Originally posted by Dave Clark merely reducing the effective sampling rate ... resulting in a loss of quality?
FWIW, when you change a WAV file to 8-bit, it *does* compress the file from 16-bit linear to 8-bit PCM. The uncompression is done by a CODEC on playback. You could take that same file and uncompress it using Sound Recorder, but you would not have the same answer as the original - you would have distortion. In fact, you have distortion comparing the playback of the original file and the compressed file. Loss of information = loss of playback quality. It just depends on how much you can stand.
How many people would record "White Christmas" from an old 78 RPM record and put it on the web in 44khz 16-bit stereo (probably a lot - they wouldn't know the difference)? :-)
Originally posted by Dave Clark Gilbert, what is that?
CODEC - Short for compressor/decompressor, a codec is any technology for compressing and decompressing data. Codecs can be implemented in software, hardware, or a combination of both.

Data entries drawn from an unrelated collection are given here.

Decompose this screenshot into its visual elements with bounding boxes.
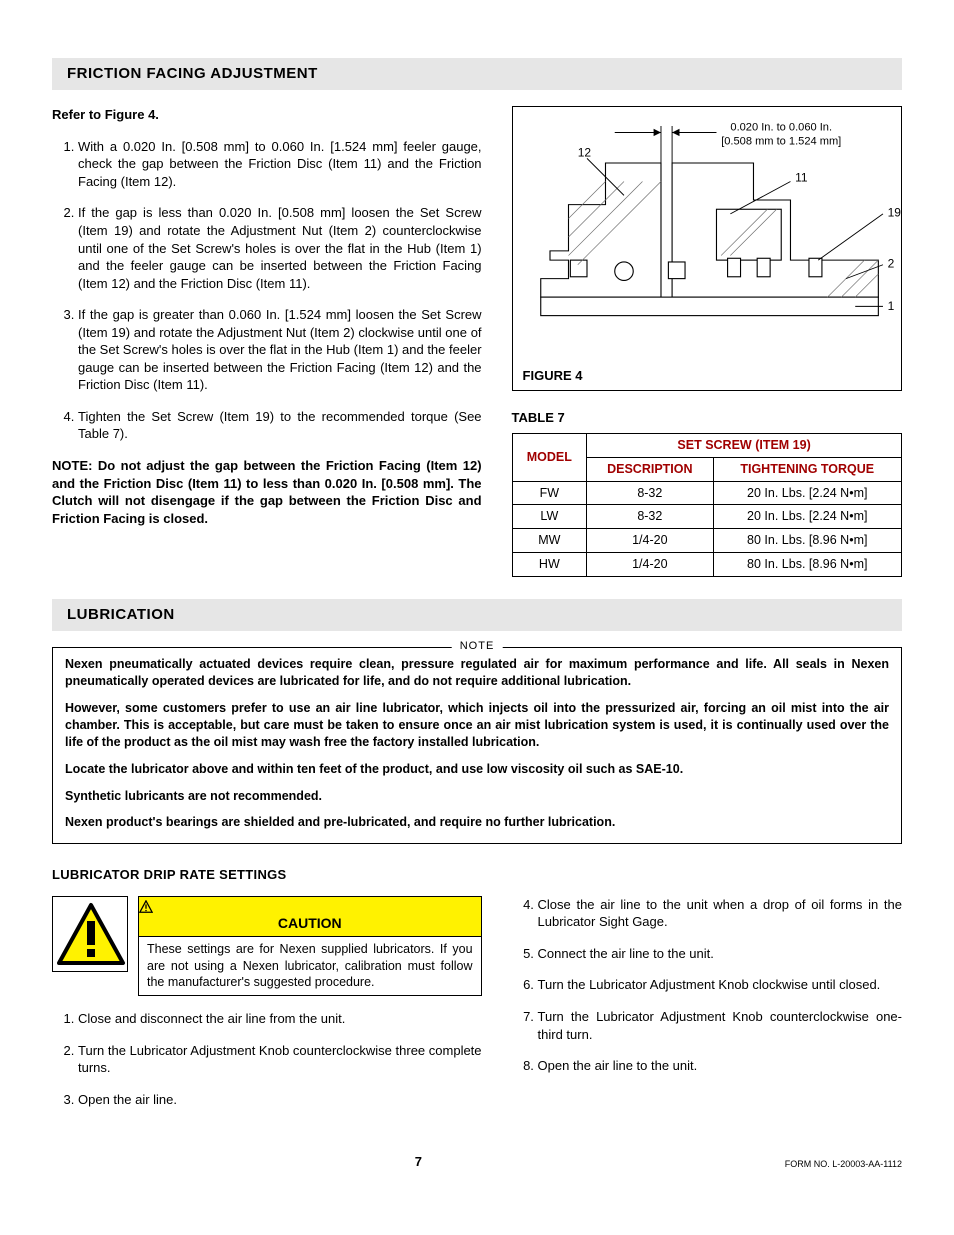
table-row: HW 1/4-20 80 In. Lbs. [8.96 N•m] xyxy=(512,553,901,577)
form-number: FORM NO. L-20003-AA-1112 xyxy=(785,1158,902,1170)
friction-right-col: 0.020 In. to 0.060 In. [0.508 mm to 1.52… xyxy=(512,106,902,577)
note-para: Nexen pneumatically actuated devices req… xyxy=(65,656,889,690)
driprate-step: Close and disconnect the air line from t… xyxy=(78,1010,482,1028)
driprate-step: Open the air line to the unit. xyxy=(538,1057,902,1075)
driprate-step: Close the air line to the unit when a dr… xyxy=(538,896,902,931)
driprate-step: Turn the Lubricator Adjustment Knob coun… xyxy=(78,1042,482,1077)
fig-label-11: 11 xyxy=(795,171,808,185)
fig-label-2: 2 xyxy=(887,257,894,271)
friction-step: Tighten the Set Screw (Item 19) to the r… xyxy=(78,408,482,443)
cell-torque: 20 In. Lbs. [2.24 N•m] xyxy=(713,505,901,529)
cell-desc: 8-32 xyxy=(587,505,713,529)
note-para: Nexen product's bearings are shielded an… xyxy=(65,814,889,831)
caution-row: CAUTION These settings are for Nexen sup… xyxy=(52,896,482,997)
driprate-step: Connect the air line to the unit. xyxy=(538,945,902,963)
cell-torque: 20 In. Lbs. [2.24 N•m] xyxy=(713,481,901,505)
cell-torque: 80 In. Lbs. [8.96 N•m] xyxy=(713,553,901,577)
friction-step: If the gap is greater than 0.060 In. [1.… xyxy=(78,306,482,394)
note-para: Synthetic lubricants are not recommended… xyxy=(65,788,889,805)
friction-note: NOTE: Do not adjust the gap between the … xyxy=(52,457,482,527)
cell-model: MW xyxy=(512,529,587,553)
section-header-lubrication: LUBRICATION xyxy=(52,599,902,631)
lubrication-note-box: NOTE Nexen pneumatically actuated device… xyxy=(52,647,902,844)
cell-model: FW xyxy=(512,481,587,505)
driprate-step: Open the air line. xyxy=(78,1091,482,1109)
figure-4-box: 0.020 In. to 0.060 In. [0.508 mm to 1.52… xyxy=(512,106,902,391)
note-label: NOTE xyxy=(452,639,503,654)
note-para: Locate the lubricator above and within t… xyxy=(65,761,889,778)
friction-step: If the gap is less than 0.020 In. [0.508… xyxy=(78,204,482,292)
th-desc: DESCRIPTION xyxy=(587,457,713,481)
table-row: FW 8-32 20 In. Lbs. [2.24 N•m] xyxy=(512,481,901,505)
driprate-step: Turn the Lubricator Adjustment Knob cloc… xyxy=(538,976,902,994)
fig-label-1: 1 xyxy=(887,299,894,313)
driprate-right: Close the air line to the unit when a dr… xyxy=(512,896,902,1089)
figure-caption: FIGURE 4 xyxy=(523,367,583,385)
table-row: LW 8-32 20 In. Lbs. [2.24 N•m] xyxy=(512,505,901,529)
cell-torque: 80 In. Lbs. [8.96 N•m] xyxy=(713,529,901,553)
dim-line1: 0.020 In. to 0.060 In. xyxy=(730,122,832,134)
table-7: MODEL SET SCREW (ITEM 19) DESCRIPTION TI… xyxy=(512,433,902,577)
friction-left-col: Refer to Figure 4. With a 0.020 In. [0.5… xyxy=(52,106,482,527)
dim-line2: [0.508 mm to 1.524 mm] xyxy=(721,136,841,148)
fig-label-12: 12 xyxy=(577,146,591,160)
cell-model: LW xyxy=(512,505,587,529)
th-model: MODEL xyxy=(512,433,587,481)
table-row: MW 1/4-20 80 In. Lbs. [8.96 N•m] xyxy=(512,529,901,553)
fig-label-19: 19 xyxy=(887,206,901,220)
refer-text: Refer to Figure 4. xyxy=(52,106,482,124)
cell-desc: 8-32 xyxy=(587,481,713,505)
figure-4-svg: 0.020 In. to 0.060 In. [0.508 mm to 1.52… xyxy=(513,107,901,367)
note-para: However, some customers prefer to use an… xyxy=(65,700,889,751)
th-torque: TIGHTENING TORQUE xyxy=(713,457,901,481)
drip-rate-subhead: LUBRICATOR DRIP RATE SETTINGS xyxy=(52,866,902,884)
caution-label: CAUTION xyxy=(278,915,342,931)
th-setscrew: SET SCREW (ITEM 19) xyxy=(587,433,902,457)
friction-two-col: Refer to Figure 4. With a 0.020 In. [0.5… xyxy=(52,106,902,577)
friction-step: With a 0.020 In. [0.508 mm] to 0.060 In.… xyxy=(78,138,482,191)
driprate-steps-left: Close and disconnect the air line from t… xyxy=(52,1010,482,1108)
driprate-steps-right: Close the air line to the unit when a dr… xyxy=(512,896,902,1075)
friction-steps: With a 0.020 In. [0.508 mm] to 0.060 In.… xyxy=(52,138,482,443)
table-7-title: TABLE 7 xyxy=(512,409,902,427)
page-number: 7 xyxy=(415,1153,422,1171)
section-header-friction: FRICTION FACING ADJUSTMENT xyxy=(52,58,902,90)
cell-desc: 1/4-20 xyxy=(587,553,713,577)
driprate-two-col: CAUTION These settings are for Nexen sup… xyxy=(52,896,902,1123)
caution-text: These settings are for Nexen supplied lu… xyxy=(139,937,481,996)
caution-triangle-icon xyxy=(52,896,128,972)
page-footer: 7 FORM NO. L-20003-AA-1112 xyxy=(52,1153,902,1171)
cell-model: HW xyxy=(512,553,587,577)
cell-desc: 1/4-20 xyxy=(587,529,713,553)
caution-head: CAUTION xyxy=(139,897,481,937)
caution-body: CAUTION These settings are for Nexen sup… xyxy=(138,896,482,997)
driprate-step: Turn the Lubricator Adjustment Knob coun… xyxy=(538,1008,902,1043)
driprate-left: CAUTION These settings are for Nexen sup… xyxy=(52,896,482,1123)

In Windows, you can see examples of software CODECs listed under Control Panel/Multimedia/Devices/Audio Compression Codecs and Video Compression Codecs. There are a lot of algorithms, especially for speech compression. They are important for things like Net2Phone, NetMeeting, Video Conferencing and so forth, when it is important to limit digital bandwidth.
I don't know how much more you want (or care) to know. I've been working with digital audio for several years, mostly with ISDN and T1 links.
I have a .wav file that play beautifully when I click on it from explorer (not IE). When I include the following code in a table on a web page, it never plays when I click on the link. What in the world am I doint wrong?
You cannot stream a pure file MP3 directly from a web connection normally you have to use *.mpu to point to the *.mp3 if you want to stream *.mp3 format.
QuickTime *.mov format - can be used for soundtracks as well - then that can be considered an example of a format which can be streamed while downloading, so you don't always have to configure the *.mov file into it's streamable state.
Last edited by Robert Wellock; 12-19-2002 at 01:59 PM.
Haven't gotten it to the web yet. Just doing it locally right now.
As for .mp3 and .mpu, I have another page up on the web with a similar link to an .mp3 file that does just great. That's why don't seem to 'get it' with this. I was making up a Christmas card, planning to just mail the link out to everybody and on the page have a link for them to click to get the music or not. People at work don't want sudden Christmas carols playing loudly when they are supposed to be working ;>).
Do I need to have the .html and the .mp3 in the same directory? That doesn't seem necessary when the whole path is in the statment.